Pillars: Postoperative Stage

When the patient is out of surgery, they’re at risk for active bleeding, increased oxygen consumption, and other complications arising from the stress of surgery. All surgical patients are monitored for postoperative bleeding.

If excessive bleeding is present in a bloodless patient, there must be a low threshold for return to the OR since transfusion is not an option. Click the icons to see additional strategies.

  • Closely monitor patient for blood loss, and promptly arrest any bleeding

  • Maintain patient normothermia

  • Avoid hypertension

  • Administer hemostatic agents

  • Use postoperative cell salvage, if acceptable to the patient

  • Determine optimal restart dates for medications that inhibit hemostasis

  • Limit phlebotomy to necessary diagnostic testing

Optimize tissue oxygenation

  • Put patients in hyperbaric oxygen chambers to increase blood oxygenation

  • Minimize oxygen consumption through appropriate interventions, such as sedation and analgesia

  • Manage blood volume with judicious use of non-blood expanders

  • Administer IV iron therapy

  • Administer ESAs

  • Limit blood draws and use low-volume phlebotomy tubes

  • Consider single blood draw versus multiple draws

  • If available, utilize real-time noninvasive hemoglobin monitoring to limit blood draws

Recap: Pillars of BMS

We’ve seen the perioperative steps that need to be taken for bloodless patients and how the pillars factor into those steps. Let’s now listen to Dr. Hiep Dao, assistant professor in the Department of Anesthesia at Georgetown University Hospital, about why these pillars are so important and why it’s vital to factor them in early on in the course of a patient’s treatment.

Dr. Hiep Dao

Assistant Professor, Department of Anesthesia
MedStar Georgetown University Hospital

I think the whole idea of managing a bloodless patient encompasses everyone that interacts with this patient and their care. Whether it’s the nursing staff, the anesthesiologist, the surgical team, the resident, the intern, the nurse that will be taking care of the patient postoperatively, we all have a hand in the care of this patient. We talk to the intern or the surgeon that’s going to be taking care of the patient and say, “Well, let’s get this patient in our preoperative clinic a month ahead of time so we can start this iron therapy.” So the day they come in for surgery, the surgical team, the anesthesia team, we’re all on the same page.

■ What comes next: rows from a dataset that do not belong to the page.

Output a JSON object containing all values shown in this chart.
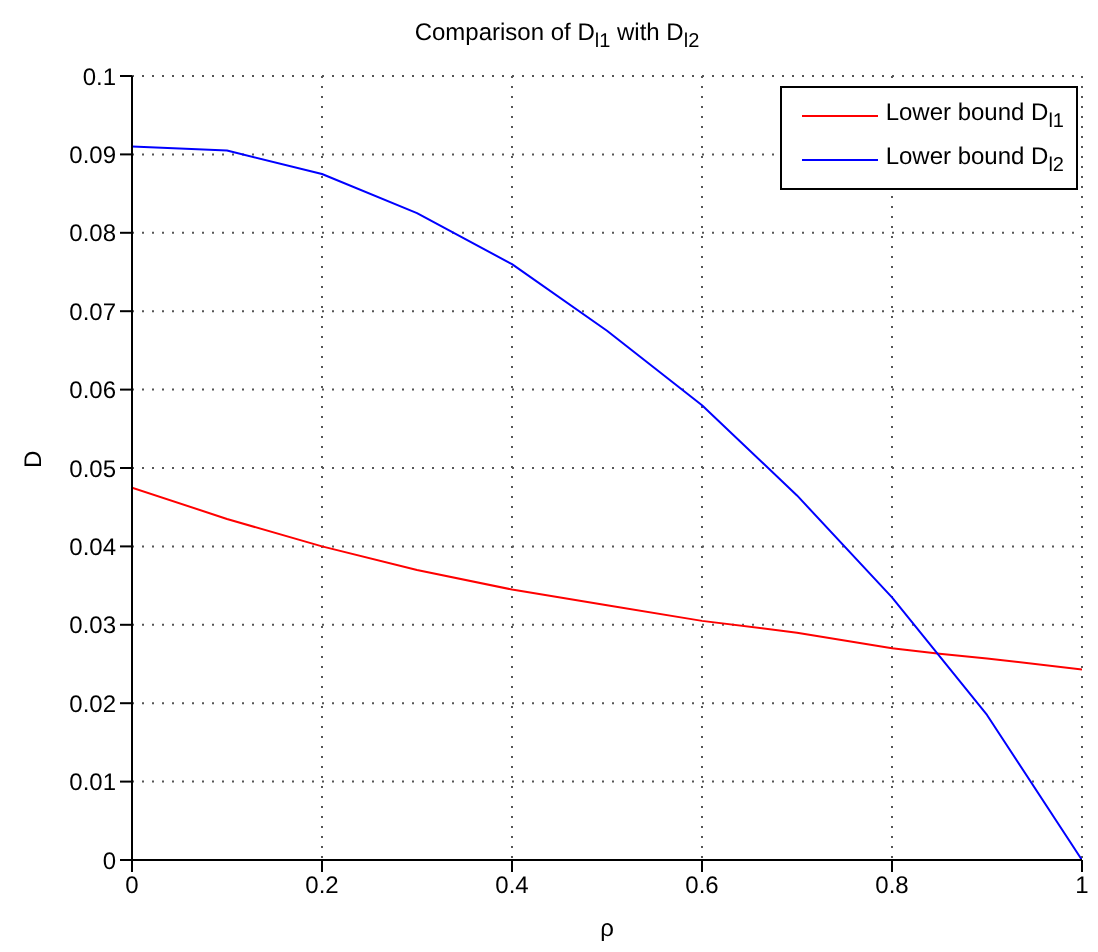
{
  "chart_data": {
    "type": "line",
    "title": "Comparison of D$_{l1}$ with D$_{l2}$",
    "xlabel": "ρ",
    "ylabel": "D",
    "x": [
      0,
      0.1,
      0.2,
      0.3,
      0.4,
      0.5,
      0.6,
      0.7,
      0.8,
      0.85,
      0.9,
      1.0
    ],
    "series": [
      {
        "name": "Lower bound D$_{l1}$",
        "color": "#ff0000",
        "values": [
          0.0475,
          0.0435,
          0.04,
          0.037,
          0.0345,
          0.0325,
          0.0305,
          0.029,
          0.027,
          0.0263,
          0.0257,
          0.0243
        ]
      },
      {
        "name": "Lower bound D$_{l2}$",
        "color": "#0000ff",
        "values": [
          0.091,
          0.0905,
          0.0875,
          0.0825,
          0.076,
          0.0675,
          0.058,
          0.0465,
          0.0335,
          0.026,
          0.0185,
          0.0
        ]
      }
    ],
    "xlim": [
      0,
      1
    ],
    "xticks": [
      0,
      0.2,
      0.4,
      0.6,
      0.8,
      1
    ],
    "ylim": [
      0,
      0.1
    ],
    "yticks": [
      0,
      0.01,
      0.02,
      0.03,
      0.04,
      0.05,
      0.06,
      0.07,
      0.08,
      0.09,
      0.1
    ],
    "grid": true,
    "legend": "top right",
    "marker": "none",
    "line_style": "solid"
  }
}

It’s nice to have known this patient before because you get in the operating room and again we tell the surgeon, “Strict hemostasis, use electrocautery.” From an anesthesia standpoint, can we lower the blood pressure a little bit in order to decrease the risk of bleeding? Should we have cell salvage? Should we do normovolemic hemodilution? Postoperatively, keeping these patients warm, doing other things that optimize their hemoglobin and optimize their care.

I love it myself—working with these patients—because a lot of times they come in very frustrated. They’ve been to other institutions, been with other providers, who have not seen the data, really. Having a provider that understands where they’re coming from and their goals of care and a listening ear, I think is the best thing.

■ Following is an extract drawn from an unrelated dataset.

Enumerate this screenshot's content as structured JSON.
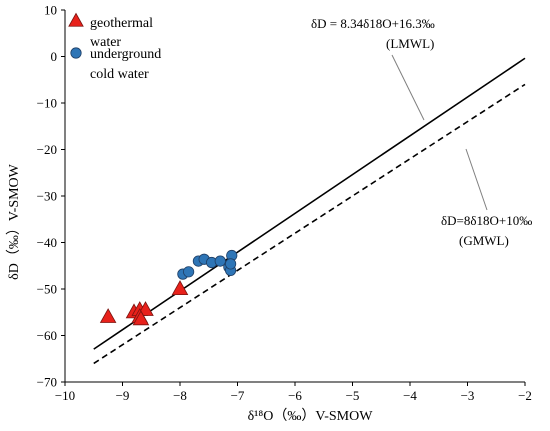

As a practicing anesthesiologist, transfusion medicine is a part of our practice. But even as a young physician, we weren’t taught about, “What’s the alternative to giving blood?” And really it’s educating the next generation of providers. Educating the new interns that come in, educating the new surgeons—or even the older surgeons who have this thought of transfusion as always the best thing for patients.

Identifying a subset population, too, has been a unique part of my practice now. We never had that in training and now we’re looking at bloodless medicine patients as a subset patient population and developing ways to better manage their care.